Many journal policies include the option of desk-rejecting a submission: To return it to the author with a negative response without sending it to referees.
What is the value of doing this?
Clearly, there is significant value for the editor/editorial staff: A desk rejection is quick, straightforward, and takes a submission out of the queue for good. No searching for referees, no waiting for their reports, no hounding the referees when the reports are late.
For the author, there is the value of quick turnaround: Because submissions which have been desk-rejected don’t go out to referees, there is generally a much shorter time between submission and final decision. This allows the author to promptly turn around and resubmit, rather than languishing in no man’s land for months only to find that his waiting was for naught and he needs to begin the process again.
Thus, it would seem that a strong case can be made for desk-rejecting those submissions which are clearly unsuitable for publication in the particular venue.
However, I think that this conclusion might be a little too simplistic, and that is because not all desk-rejections are equal. In particular, there is a large difference between “We are not going to accept your submission because it is not suited for publication in our specific venue” and “We are not going to accept your submission because we think it is not suited for publication tout court” — but this is a difference only for the author, and not really for the editor. Thus I think the question should be not “What is the value of desk rejections?” but “What is the value of desk rejections when no reason is given?” Here, the answer is not quite so straightforward. Clearly, the reasons why it is valuable for the editor given above all still hold. But there is a sharp drop in value for the author. What good is quick turn-around time if the author ultimately haves no idea why the paper was not only not accepted, but not even sent out to referees? With absolutely no guidance, how is the author to know how, or even if, he should revise before resubmitting? A submission which has been desk-rejected because it is unsuited to a particular venue — but for which there may be a suitable venue out there — will be handled by the author in a different way from one which has been desk-rejected because it is in principle not publishable, but without knowing which is the case, or if the situation is somewhere in between, a desk-rejection has little to no value for an author.

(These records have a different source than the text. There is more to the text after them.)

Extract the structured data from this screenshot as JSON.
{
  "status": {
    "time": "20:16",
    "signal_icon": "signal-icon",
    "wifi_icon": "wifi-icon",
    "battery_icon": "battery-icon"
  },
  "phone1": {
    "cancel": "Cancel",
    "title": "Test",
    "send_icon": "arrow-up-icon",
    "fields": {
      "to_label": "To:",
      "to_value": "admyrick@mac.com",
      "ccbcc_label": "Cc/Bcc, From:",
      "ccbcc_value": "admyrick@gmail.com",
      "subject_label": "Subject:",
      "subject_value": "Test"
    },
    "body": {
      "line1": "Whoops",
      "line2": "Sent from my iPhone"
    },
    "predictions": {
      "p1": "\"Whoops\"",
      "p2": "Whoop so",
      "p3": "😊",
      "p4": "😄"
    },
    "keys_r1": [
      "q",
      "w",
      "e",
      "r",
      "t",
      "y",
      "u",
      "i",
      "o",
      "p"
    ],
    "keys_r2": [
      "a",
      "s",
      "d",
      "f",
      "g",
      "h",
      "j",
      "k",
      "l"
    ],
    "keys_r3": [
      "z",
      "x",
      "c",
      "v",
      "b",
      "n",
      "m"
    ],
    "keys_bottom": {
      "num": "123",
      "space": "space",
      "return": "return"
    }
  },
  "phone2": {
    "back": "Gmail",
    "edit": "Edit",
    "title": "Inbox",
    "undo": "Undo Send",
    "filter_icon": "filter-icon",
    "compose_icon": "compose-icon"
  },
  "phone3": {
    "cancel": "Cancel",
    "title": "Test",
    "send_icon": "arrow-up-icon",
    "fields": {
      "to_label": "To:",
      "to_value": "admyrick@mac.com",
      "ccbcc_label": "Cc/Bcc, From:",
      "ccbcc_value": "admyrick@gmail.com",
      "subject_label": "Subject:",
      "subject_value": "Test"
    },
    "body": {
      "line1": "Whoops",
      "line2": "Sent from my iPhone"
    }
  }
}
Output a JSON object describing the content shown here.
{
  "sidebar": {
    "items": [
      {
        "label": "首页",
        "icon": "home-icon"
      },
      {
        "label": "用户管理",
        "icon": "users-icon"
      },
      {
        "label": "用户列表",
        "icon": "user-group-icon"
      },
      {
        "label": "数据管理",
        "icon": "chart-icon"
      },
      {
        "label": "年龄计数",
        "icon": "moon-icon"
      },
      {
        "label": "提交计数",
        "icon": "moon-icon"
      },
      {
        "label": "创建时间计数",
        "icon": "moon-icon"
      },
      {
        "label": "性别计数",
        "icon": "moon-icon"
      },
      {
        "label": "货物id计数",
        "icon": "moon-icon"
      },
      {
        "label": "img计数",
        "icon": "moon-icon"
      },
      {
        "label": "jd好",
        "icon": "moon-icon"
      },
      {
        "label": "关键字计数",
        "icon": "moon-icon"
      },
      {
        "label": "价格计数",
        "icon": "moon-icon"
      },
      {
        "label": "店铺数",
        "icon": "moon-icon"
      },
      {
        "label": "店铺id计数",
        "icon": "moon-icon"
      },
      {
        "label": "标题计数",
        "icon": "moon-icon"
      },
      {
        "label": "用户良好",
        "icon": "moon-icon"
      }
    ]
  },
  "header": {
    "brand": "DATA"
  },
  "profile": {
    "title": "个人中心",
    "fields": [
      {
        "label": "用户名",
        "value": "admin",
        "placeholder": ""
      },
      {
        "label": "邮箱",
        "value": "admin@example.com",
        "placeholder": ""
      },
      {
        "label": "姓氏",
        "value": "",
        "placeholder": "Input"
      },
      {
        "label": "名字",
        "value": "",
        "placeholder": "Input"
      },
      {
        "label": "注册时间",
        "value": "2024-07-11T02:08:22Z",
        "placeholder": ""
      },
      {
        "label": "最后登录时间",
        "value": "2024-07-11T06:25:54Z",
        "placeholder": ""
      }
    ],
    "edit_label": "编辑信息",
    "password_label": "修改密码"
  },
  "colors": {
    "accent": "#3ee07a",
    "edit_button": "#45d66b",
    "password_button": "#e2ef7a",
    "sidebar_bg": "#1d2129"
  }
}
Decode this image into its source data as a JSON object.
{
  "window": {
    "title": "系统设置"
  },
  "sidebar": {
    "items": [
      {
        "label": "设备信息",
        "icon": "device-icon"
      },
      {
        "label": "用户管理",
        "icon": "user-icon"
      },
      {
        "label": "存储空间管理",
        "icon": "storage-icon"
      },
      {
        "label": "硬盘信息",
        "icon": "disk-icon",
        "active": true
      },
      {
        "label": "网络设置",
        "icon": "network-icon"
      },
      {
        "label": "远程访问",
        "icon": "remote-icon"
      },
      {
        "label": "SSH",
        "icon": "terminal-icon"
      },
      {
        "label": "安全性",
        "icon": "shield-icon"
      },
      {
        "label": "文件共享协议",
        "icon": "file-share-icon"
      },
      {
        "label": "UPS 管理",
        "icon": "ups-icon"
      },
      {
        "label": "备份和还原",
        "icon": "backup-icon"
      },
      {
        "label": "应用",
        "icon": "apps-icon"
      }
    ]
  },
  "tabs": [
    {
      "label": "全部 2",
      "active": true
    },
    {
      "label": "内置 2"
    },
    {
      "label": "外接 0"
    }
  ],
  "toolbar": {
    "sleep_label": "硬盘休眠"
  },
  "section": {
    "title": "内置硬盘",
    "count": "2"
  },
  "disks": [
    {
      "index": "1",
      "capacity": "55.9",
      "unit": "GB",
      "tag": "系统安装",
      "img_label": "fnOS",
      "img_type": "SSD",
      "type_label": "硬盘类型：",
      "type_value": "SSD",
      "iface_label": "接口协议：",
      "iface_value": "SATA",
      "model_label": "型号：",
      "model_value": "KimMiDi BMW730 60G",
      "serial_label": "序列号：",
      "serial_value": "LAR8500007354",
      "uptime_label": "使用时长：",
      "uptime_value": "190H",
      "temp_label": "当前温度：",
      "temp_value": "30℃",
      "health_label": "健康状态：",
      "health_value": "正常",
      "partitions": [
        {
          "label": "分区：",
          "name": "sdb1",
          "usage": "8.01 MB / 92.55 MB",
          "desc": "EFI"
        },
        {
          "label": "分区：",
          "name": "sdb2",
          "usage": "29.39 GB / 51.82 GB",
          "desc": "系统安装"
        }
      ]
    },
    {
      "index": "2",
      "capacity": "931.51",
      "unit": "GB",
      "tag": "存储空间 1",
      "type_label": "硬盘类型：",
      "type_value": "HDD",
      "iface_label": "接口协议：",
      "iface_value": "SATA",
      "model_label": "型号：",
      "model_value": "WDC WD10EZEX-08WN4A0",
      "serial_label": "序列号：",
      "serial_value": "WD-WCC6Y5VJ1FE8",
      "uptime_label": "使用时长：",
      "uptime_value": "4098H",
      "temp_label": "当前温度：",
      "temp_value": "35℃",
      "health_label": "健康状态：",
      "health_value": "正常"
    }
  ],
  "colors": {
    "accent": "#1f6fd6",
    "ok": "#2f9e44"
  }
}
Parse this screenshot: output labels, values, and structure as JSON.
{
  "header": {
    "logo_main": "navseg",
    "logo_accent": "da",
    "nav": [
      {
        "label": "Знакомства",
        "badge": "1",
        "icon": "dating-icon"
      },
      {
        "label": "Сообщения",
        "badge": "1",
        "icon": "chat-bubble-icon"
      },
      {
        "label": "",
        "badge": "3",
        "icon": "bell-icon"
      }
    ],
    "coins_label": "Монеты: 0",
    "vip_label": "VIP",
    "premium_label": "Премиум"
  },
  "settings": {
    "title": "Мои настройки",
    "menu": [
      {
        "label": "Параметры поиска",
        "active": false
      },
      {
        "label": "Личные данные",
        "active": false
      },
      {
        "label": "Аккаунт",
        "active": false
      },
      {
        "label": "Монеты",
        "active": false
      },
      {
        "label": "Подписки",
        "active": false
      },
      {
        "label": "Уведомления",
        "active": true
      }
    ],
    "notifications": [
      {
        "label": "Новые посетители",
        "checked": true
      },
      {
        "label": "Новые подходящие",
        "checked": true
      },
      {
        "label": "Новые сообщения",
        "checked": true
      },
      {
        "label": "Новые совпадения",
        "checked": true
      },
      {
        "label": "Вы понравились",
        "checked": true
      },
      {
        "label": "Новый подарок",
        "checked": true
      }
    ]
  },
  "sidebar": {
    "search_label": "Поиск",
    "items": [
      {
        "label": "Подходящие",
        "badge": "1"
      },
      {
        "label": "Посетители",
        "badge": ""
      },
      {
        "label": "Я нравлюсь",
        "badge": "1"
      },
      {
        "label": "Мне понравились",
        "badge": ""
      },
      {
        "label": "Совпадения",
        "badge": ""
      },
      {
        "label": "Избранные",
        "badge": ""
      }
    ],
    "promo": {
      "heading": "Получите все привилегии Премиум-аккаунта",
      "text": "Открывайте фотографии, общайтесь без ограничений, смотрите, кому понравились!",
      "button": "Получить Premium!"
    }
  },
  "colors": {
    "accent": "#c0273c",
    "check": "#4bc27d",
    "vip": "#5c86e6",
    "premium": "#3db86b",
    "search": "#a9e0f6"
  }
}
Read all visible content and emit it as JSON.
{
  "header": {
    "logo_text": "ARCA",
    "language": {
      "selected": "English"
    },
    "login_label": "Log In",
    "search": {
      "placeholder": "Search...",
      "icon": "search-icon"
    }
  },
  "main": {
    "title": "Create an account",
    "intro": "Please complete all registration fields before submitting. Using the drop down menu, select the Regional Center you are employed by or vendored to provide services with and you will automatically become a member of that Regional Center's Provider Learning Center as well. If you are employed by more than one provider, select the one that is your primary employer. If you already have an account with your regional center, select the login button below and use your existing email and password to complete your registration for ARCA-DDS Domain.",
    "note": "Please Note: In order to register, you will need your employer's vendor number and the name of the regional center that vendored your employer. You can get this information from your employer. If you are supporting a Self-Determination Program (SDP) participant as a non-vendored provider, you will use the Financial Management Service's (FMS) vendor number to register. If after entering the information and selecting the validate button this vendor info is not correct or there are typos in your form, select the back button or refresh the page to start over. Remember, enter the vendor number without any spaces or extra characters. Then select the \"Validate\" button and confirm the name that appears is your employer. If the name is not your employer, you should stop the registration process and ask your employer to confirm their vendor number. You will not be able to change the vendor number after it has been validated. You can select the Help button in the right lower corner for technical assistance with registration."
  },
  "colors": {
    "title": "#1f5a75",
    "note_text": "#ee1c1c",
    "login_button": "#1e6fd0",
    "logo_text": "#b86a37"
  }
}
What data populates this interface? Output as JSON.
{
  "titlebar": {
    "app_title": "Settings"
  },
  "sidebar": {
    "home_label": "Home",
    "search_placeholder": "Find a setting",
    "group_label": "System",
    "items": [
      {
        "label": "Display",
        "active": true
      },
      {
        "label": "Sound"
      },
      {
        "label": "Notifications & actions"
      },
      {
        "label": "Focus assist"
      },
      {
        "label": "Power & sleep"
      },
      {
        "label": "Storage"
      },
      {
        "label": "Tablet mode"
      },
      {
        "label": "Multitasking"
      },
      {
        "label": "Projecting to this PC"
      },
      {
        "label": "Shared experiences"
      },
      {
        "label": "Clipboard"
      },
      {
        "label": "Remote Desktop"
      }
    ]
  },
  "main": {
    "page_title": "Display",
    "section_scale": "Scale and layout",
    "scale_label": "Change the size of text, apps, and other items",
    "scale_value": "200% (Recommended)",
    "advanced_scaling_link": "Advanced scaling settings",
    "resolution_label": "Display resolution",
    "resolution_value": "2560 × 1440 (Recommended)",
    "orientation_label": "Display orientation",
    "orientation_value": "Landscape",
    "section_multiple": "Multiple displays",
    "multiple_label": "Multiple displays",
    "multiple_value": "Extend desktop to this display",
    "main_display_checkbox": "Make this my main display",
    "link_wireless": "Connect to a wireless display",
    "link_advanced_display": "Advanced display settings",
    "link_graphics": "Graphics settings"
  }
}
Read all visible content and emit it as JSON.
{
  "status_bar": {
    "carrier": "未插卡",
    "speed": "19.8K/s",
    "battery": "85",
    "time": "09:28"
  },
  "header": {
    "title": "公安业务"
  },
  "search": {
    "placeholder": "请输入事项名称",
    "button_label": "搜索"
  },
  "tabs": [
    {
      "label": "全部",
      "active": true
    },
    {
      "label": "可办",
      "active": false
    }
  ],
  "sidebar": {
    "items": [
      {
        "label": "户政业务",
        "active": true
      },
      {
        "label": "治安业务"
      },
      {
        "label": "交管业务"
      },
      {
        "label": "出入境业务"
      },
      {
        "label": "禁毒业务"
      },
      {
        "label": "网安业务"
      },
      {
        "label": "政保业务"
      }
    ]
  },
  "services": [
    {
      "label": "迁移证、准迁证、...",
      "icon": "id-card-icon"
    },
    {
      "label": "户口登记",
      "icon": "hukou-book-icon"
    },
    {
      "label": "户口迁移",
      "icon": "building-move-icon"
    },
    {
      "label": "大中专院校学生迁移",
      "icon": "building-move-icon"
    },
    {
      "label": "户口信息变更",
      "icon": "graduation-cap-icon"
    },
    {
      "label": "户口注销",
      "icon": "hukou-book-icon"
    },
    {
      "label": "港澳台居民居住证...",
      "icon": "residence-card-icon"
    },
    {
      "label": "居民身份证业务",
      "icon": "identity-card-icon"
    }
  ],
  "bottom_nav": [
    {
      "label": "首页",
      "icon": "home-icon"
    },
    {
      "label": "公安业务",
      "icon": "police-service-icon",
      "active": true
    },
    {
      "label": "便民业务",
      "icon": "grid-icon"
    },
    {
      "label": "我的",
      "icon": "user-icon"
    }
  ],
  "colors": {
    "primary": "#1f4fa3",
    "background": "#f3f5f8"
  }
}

Given the benefits to the editors of having a policy which includes the option of desk-rejecting, I think its clear that editors should retain that option: We truly don’t want to antagonize our potential referee pool by sending them papers which we already know we aren’t going to publish! However, I think that in exchange for the added value that the option gives, editors should consider paying the small cost of providing a few sentence explanation. It needn’t be detailed, but the value of providing the author guidance as to why the paper was desk-rejected outweighs, in my opinion, the cost to the editor of having to add this information to her form-letter rejection, and this cost is one that editors should be willing to pay in order to obtain the value of a quick decision and processing of an unsuitable submission.